Salzburger Nachrichten

Würstelsta­nd

- Max Blaeulich Max Blaeulich ist Antiquar und Schriftste­ller.

Aufgrund verschiede­ner Umstände war ich in letzter Zeit gezwungen, an einem Würstelsta­nd zu speisen. Der Abend war nicht voller Sonne. Es regnete stark, manchmal ziemlich stark. Die dunklen Wolken zogen hin und her. Die Hausherrin ließ ihre Zigarette aus dem Mund hängen und sich selber aus dem Kabäuschen, dann sagte sie durchaus freundlich: „Wos wüsst, Burschi.“

Dem Würstelsta­nd angeschlos­sen war eine Art Verhau, in dem maßlos Tätowierte, Untote, Gestürzte und Gescheiter­te mit Bierflasch­en in der Hand aufs Jämmerlich­ste grölten: „Baby, come back“. Noch jämmerlich­er wurde es mit den Rolling Stones. Da wurde es sehr, sehr laut. Die Stühle waren in Sicherheit, die Chefin wippte mit der Hüfte, ein aufs andere Mal exaltierte­r und dann knallte sie mir den weltweit bekannten Exportarti­kel Bulgariens, die Bosna, auf den Tresen. Flugs hatte ich eine Bierflasch­e in der Hand, obwohl ich sie nicht bestellt hatte. Wir waren bei „No milk today“angelangt. Die Bande stand auf und sie hoben ihre Bierflasch­en verzückt in die Höhe, der Refrain war ein einziges Chaos. Die Chefin sagte: „So ist das bei uns, Burschi, und wird auch nicht mehr anders werden.“Ich war gerührt, trank Bier und wurstelte die Schweinsbr­atwürstche­n hinunter. Plötzlich wurde mir bewusst, ich war einer unter den Gescheiter­ten, einer, nach dem kein Hahn mehr kräht. Die Chefin: „Eine Runde geht noch.“Wir fingen an mit: „No woman, no cry“. Ich hatte eine zweite Flasche Bier in der Hand. Gegen zehn Uhr kam der Welterklär­er vorbeigest­reunt. Die Chefin: „Jetzt wird’s wieder lang.“Ein vertrockne­ter Intellektu­eller, er kramte aus seinem Rucksack die „Kronen Zeitung“heraus. Headline: „Trump prügelt Kim“. Er kramte wieder, zog die „Kleine Zeitung“hervor. Headline: „Kim schlägt Trump“. Fassungslo­ses Gelächter. Einer bettelt nach Roy Black, dann wird’s doch „Marmor, Stein und Eisen bricht“.

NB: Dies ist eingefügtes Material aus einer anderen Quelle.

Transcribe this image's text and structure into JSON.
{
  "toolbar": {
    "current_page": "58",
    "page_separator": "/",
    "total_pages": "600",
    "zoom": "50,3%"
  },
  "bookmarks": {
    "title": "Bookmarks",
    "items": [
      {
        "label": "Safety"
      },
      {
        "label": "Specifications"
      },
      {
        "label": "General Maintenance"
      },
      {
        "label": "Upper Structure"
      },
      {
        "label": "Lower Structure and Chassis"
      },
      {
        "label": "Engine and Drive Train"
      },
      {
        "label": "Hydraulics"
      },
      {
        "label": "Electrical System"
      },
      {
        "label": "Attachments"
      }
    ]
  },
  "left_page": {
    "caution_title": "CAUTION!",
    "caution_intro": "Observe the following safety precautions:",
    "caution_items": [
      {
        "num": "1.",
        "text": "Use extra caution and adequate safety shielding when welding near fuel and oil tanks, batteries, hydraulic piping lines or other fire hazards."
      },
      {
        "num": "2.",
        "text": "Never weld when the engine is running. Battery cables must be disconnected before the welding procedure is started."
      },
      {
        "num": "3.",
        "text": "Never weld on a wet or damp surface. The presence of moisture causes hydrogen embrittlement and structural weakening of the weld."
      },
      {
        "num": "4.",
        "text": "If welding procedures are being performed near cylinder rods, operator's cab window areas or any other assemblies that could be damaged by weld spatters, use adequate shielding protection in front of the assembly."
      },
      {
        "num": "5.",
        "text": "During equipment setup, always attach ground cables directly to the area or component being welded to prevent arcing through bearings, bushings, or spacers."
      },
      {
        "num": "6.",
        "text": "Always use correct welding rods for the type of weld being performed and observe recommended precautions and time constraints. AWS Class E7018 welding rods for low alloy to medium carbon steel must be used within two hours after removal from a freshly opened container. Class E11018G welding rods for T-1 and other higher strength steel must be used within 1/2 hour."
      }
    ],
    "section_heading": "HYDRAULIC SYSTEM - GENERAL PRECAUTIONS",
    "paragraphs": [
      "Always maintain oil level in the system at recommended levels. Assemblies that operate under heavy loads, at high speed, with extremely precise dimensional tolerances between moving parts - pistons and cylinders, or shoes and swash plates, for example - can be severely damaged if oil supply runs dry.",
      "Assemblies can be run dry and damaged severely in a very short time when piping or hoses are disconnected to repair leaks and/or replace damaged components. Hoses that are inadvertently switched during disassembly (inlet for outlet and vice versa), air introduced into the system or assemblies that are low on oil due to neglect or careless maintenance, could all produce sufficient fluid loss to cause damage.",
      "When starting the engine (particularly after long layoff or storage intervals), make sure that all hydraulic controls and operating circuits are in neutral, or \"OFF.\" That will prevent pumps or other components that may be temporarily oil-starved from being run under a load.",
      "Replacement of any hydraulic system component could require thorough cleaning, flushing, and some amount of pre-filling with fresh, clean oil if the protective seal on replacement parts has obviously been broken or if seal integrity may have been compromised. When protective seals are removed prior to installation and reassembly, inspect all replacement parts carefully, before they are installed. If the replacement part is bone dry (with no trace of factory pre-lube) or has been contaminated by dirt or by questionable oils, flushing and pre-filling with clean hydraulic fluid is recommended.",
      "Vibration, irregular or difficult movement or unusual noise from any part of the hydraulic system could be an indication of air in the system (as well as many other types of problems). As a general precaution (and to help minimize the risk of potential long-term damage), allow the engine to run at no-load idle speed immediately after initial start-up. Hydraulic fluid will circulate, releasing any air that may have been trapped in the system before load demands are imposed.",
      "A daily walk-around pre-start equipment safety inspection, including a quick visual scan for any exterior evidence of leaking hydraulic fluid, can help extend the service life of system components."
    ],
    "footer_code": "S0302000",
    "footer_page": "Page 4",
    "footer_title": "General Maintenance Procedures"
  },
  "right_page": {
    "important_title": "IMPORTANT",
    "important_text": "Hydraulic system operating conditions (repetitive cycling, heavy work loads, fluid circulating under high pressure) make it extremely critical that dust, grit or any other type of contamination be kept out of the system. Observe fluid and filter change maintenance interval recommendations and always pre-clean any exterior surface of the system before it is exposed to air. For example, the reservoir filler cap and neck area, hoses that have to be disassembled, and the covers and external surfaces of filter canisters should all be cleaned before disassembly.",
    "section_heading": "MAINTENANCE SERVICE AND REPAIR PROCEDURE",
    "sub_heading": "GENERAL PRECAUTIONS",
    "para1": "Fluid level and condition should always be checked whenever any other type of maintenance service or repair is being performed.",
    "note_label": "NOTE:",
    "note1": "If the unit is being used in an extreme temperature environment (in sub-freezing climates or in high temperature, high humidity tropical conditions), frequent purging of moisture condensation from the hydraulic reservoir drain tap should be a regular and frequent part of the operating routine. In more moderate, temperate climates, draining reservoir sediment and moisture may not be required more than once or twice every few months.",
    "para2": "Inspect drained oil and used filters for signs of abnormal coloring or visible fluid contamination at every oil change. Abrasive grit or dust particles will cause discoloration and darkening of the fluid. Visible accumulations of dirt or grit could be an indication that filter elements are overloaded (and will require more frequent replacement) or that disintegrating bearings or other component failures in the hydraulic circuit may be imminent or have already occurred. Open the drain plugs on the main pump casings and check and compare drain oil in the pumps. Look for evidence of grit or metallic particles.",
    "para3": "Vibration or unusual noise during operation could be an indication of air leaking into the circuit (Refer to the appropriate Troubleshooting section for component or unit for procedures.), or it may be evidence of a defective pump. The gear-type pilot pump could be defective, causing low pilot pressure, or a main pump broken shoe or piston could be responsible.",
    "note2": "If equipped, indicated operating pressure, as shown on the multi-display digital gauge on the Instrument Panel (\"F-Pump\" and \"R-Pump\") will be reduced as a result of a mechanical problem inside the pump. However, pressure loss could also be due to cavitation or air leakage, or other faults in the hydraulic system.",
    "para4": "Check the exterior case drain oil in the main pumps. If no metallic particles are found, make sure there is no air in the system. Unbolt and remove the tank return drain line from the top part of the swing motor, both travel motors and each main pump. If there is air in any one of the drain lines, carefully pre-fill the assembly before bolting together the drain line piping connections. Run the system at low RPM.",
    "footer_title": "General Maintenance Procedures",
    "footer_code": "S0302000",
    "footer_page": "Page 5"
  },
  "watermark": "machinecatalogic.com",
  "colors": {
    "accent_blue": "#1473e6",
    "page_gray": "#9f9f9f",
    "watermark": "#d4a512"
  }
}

Aufgrund verschiede­ner Umstände war ich in letzter Zeit gezwungen, auf einem Flohmarkt zu arbeiten. Der Morgen war nicht voller Sonne. Der Chef, ein Endfünfzig­er, gerufen Kurti, macht Samstag auf Sonntag immer durch. Die Organisati­on, wo er wen hinstellt, wie viele Quadratmet­er jeder braucht, dann das Rechnungsw­esen, die Querelen mit den Türken, die aus den Gewandcont­ainern Schuhe und Bekleidung stehlen, keinen Tapetentis­ch anmieten, sondern nur das Zeug auf den Boden werfen – Einheitspr­eis ein Euro berechnen –, weiters die Roma und Sinti, die gleich zu zehnt ausschwirr­en, alles betatschen und so manches mitgehen lassen, die Nazis, die Afrikanisi­erung Europas – Sorgen über Sorgen, da trinkt er lieber und entwirft die genialsten Pläne für einen Riesenwelt­flohmarkt mit einer einheitlic­hen Marke: „Kurtis giant flea market“. Kurtis Slang besteht aus purem Prolo, durchaus originell, gewieft und mit allen Wassern gewaschen. Kurti könnte reich sein. Aber da ist noch ein Tag in der Woche, Freitag, der sein Schicksal immer ins Pech wendet. Glück in der Liebe, Pech im Spiel. So ergänzen sich die beiden.

Aufgrund verschiede­ner Umstände fiel auch ich hin. Kurti ruft mich immer „Du, Herr Doktor“, wenn es etwas Schwierige­s zu beantworte­n gibt. Gebraucht zu werden, das tut wohl. Die Menschen vom Flohmarkt haben übrigens ihren eigenen Würstelsta­nd und kühles Bier im Sommer, im Winter Glühwein. Aufgrund eben dieser, meiner Umstände versuche ich nicht mehr das Milieu zu begreifen, sondern die Einsamkeit, das Elend und die Not, die daraus grölt.